Québec a opéré une volte-face aussi rapide que surprenante sur le gaz de schiste. De partisan exubérant, il s'est mué vendredi en gardien du bien commun, laissant même planer la possibilité d'un moratoire...

Québec a opéré une volte-face aussi rapide que surprenante sur le gaz de schiste. De partisan exubérant, il s'est mué vendredi en gardien du bien commun, laissant même planer la possibilité d'un moratoire...

Ce changement de ton arrive tard, mais il est bienvenu. Déjà que la population a peu confiance en ce gouvernement, elle avait jusqu'ici l'impression de mener un combat contre un triumvirat composé de l'Association gazière, du Parti libéral et du conseil des ministres (incluant le ministre chargé de protéger l'environnement).

Par son enthousiasme débridé, la porte-parole du gouvernement, Nathalie Normandeau, a exacerbé la suspicion, les inquiétudes et la colère... que son équipe tente aujourd'hui de calmer.

Ce virage est-il feint? Peut-être. Mais il n'en est pas moins salutaire, car il impose au gouvernement une plus grande distance avec l'industrie, une meilleure collaboration avec le BAPE et une vigilance accrue des puits d'exploration.

Sans quoi, les manchettes et témoignages accablants se multiplieront, l'impression de se faire duper se cristallisera et la résistance se durcira.

Cela dit, la tentation d'un moratoire ne nous mènera pas bien loin. Il y a déjà un moratoire de facto sur l'exploitation commerciale, qui n'est pas prévue avant 2014. Et en imposer un sur l'exploration serait contre-productif.

En fait, un moratoire sur l'exploration rendrait le débat public tout à fait surréaliste. Comment discuter de l'exploitation d'une source d'énergie dont le potentiel d'extraction en sol québécois n'a même pas été confirmé?

Enlevons-nous de la tête que la trentaine de puits forés à ce jour servent à enrichir des compagnies étrangères. Elles servent plutôt à tester le terrain. Ce qui profite à tout le monde: à l'industrie en lui permettant de déterminer la quantité de gaz recouvrable, au gouvernement en l'aidant à préciser la réglementation et ses méthodes d'inspection, et aux citoyens en les éveillant aux impacts réels des forages.

Prenons l'exemple des émanations fugitives s'échappant de 19 puits. Si ces fuites sont sans grandes conséquences, leur simple existence, sur un modeste parc de 31 puits, est en revanche fort révélatrice.

D'ailleurs, c'est ce problème qui a permis au ministre Pierre Arcand de conclure que l'industrie «semble avoir perdu le contrôle». Et c'est ce problème qui donne aux groupes de pression une première preuve, locale et tangible, des risques qu'entraîne l'exploitation à grande échelle.

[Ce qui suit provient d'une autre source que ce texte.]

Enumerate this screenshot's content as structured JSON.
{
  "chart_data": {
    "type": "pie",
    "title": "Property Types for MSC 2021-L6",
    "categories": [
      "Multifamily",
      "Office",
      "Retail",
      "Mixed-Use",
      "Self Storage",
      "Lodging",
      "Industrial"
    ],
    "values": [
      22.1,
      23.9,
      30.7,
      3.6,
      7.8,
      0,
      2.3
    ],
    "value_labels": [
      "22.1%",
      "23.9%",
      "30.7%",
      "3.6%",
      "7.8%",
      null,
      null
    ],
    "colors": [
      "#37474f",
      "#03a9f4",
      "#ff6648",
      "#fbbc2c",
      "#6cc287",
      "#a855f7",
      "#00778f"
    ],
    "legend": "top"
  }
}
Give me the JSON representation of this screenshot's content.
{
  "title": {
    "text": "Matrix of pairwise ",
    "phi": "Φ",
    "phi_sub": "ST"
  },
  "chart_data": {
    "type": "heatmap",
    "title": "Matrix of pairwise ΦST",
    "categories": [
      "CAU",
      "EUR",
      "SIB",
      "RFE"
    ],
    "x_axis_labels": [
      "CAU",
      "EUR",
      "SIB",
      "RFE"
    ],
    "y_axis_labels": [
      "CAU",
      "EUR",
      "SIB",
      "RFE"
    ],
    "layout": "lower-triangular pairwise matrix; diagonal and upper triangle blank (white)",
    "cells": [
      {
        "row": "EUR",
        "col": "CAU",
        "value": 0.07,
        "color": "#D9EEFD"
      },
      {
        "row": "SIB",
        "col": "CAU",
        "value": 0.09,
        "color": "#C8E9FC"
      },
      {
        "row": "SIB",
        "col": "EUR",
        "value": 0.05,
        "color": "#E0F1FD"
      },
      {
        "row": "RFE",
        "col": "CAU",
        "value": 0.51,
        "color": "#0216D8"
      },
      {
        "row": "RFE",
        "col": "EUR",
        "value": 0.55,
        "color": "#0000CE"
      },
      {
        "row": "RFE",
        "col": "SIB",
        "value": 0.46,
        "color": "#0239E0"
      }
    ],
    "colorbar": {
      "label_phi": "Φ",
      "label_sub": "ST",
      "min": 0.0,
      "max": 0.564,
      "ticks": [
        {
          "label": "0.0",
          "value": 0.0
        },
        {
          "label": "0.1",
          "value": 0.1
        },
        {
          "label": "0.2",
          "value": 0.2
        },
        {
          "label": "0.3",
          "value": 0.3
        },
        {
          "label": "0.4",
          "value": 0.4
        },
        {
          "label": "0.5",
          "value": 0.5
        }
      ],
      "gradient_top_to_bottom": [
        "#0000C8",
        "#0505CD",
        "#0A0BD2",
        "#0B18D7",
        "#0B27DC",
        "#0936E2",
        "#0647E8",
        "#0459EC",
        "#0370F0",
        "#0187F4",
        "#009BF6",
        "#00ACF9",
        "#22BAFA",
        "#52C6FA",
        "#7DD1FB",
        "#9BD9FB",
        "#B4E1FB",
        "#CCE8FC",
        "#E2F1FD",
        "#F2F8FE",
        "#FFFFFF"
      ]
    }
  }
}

En fait, c'est en partie grâce aux puits exploratoires, qu'il faut voir comme autant de projets pilotes, que l'on saura s'il vaut la peine d'aller de l'avant, si les craintes exprimées sont fondées ou si le gouvernement va trop vite. Quand s'ajoutera le rapport du BAPE, dans un mois, on pourra enfin discuter en relative connaissance de causes, plutôt qu'à partir de documentaires étrangers réalisés par des inconnus.

D'ici là, le gouvernement se doit d'être aussi méfiant qu'il prétend désormais être.